Antidiscrimination Law for a New Era
Reva Siegel and Douglas NeJaime have been writing together on topics related to law and inequality for “let’s call it an even decade,” said Siegel, the Nicholas deB. Katzenbach Professor of Law. They’d co-authored many articles, book chapters, and essays — among them “Conscience Wars: Complicity-Based Conscience Claims in Religion and Politics” in the Yale Law Journal and “Answering the Lochner Objection: Substantive Due Process and the Role of Courts in a Democracy” in the New York University Law Review — and co-teaching a class seemed like a natural next step in their collaboration.
In designing their course Law and Inequality, NeJaime and Siegel took an intentionally broad view of the topic. While a traditional antidiscrimination law class might cover the Constitution and the basics of equal protection law and civil rights law, focusing on race and sex discrimination law, Siegel explained, “we don’t limit our course to those bodies of law.” This year’s course covered LGBTQ rights, reproductive justice, religious liberties, and the interactions among them.
In addition to federal law, the class covers state law as well — not the usual domain of law school classes.
“Something like state family law,” explained NeJaime, the Anne Urowsky Professor of Law, “might be animated by equality principles, even if it’s not speaking in registers of traditional antidiscrimination. In another generation it might shape the development of federal law.”
That wide-open approach is part of what drew Pragya Malik ’24 to Law and Inequality. She’s long been interested in how marginalized groups make their voices heard, “but I felt like we were at this point where the Supreme Court … looked more like an obstacle rather than a place where change would happen,” she said. “I was curious to learn about the history of how different social movements have used courts and other fora to advance their causes and use that to understand where we go from here.”
Course sessions typically began with “an opening question to which nobody has a good answer,” said Alex Johnson ’24. “And then by the end of class, we’re all substantially closer to being able to articulate an answer.”

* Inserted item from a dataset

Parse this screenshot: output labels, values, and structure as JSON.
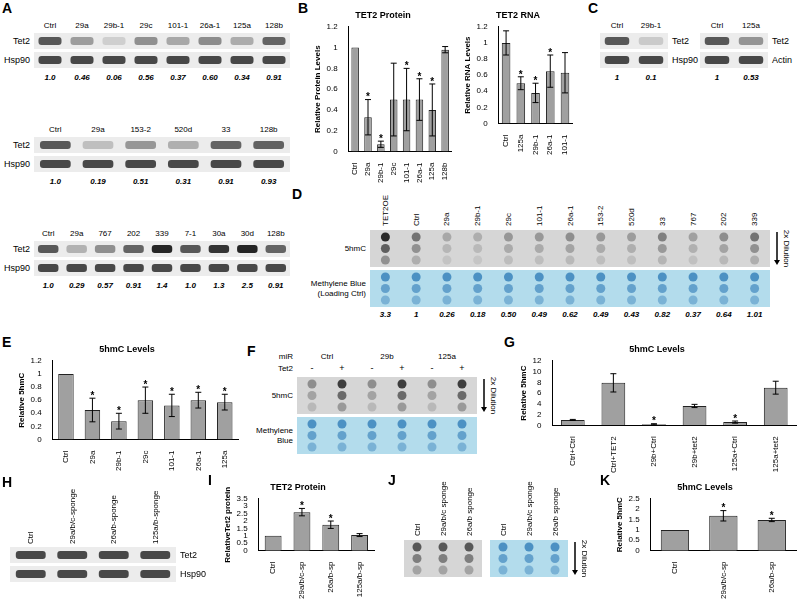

The advantage of a three-hour seminar — a mixture of lecture and discussion — is that “by hour one, you’ve hit the surface-level points, by hour two, you start going a little deeper, and by hour three, it’s really had time to marinate,” Malik said.
The emphasis on class discussion was especially welcome to Johnson.
“I’ve been really appreciative of my classmates and what I’ve been able to learn from them,” she said. “They had really insightful and thoughtful things to say about this work, whether it’s coming from their lived experience, or work that they’ve done in other contexts, or just their good old-fashioned intellect.”
For instance, the class’s conversation about parent-child relationships — one of the semester’s many lively discussions — “brought me out of my comfort zone into arguments that I hadn't really grappled with,” Malik said, about topics including how to determine what a parent is and the limits of thinking about parenthood in strictly biological terms.
To accompany their nontraditional take on an antidiscrimination law class, Siegel and NeJaime devised a nontraditional law school assignment as well. Each student wrote a short persuasive piece in the form of a blog post or newspaper op-ed, then presented it to the class for feedback; two full class sessions were devoted to this process. The aim, NeJaime explained, was to teach students how to “make arguments that might be compelling to people outside their normative universe.”
“We want both to support them in thinking big about social change,” Siegel added, “but also thinking in a savvy way about enlisting possibly surprising sources of support in the pursuit of change.”
For Johnson, the assignment shook loose old skills and memories (“I hadn’t written an op-ed since I was on my high school newspaper,” she said) and reminded her that the adversarial mindset isn’t always the most effective one. As both a law student and a former competitive debater, “I’m used to being in the position of negating and rebutting, as opposed to convincing,” she said. The writing exercise helped her think about how to “identify shared common ground and build from there into convincing my intended audience to change their minds.”
Siegel said she hopes the class — through its readings, writing assignments, and discussions—left students with the skills and mindset that will prepare them for the struggles ahead. “We want them to be technically agile and tough,” she said, “and we want them to think big and be creative and be confident.”
Malik has certainly gained a renewed sense of what’s possible.
“Thinking about where there is still openness for equality claims to be made was something that was exciting to me, especially because of the alienation and some of the cynicism I felt thinking about the current Supreme Court,” she said.
Johnson, too, feels ready to advance civil rights in different venues and with different methods than she previously imagined.
“Thinking about things solely in terms of rights and litigation is thinking about things too narrowly,” she said. “There’s work to be done in the advocacy space, there’s work to be done in the legislatures, there’s work to be done at the state levels.” And she’s prepared to tackle it all.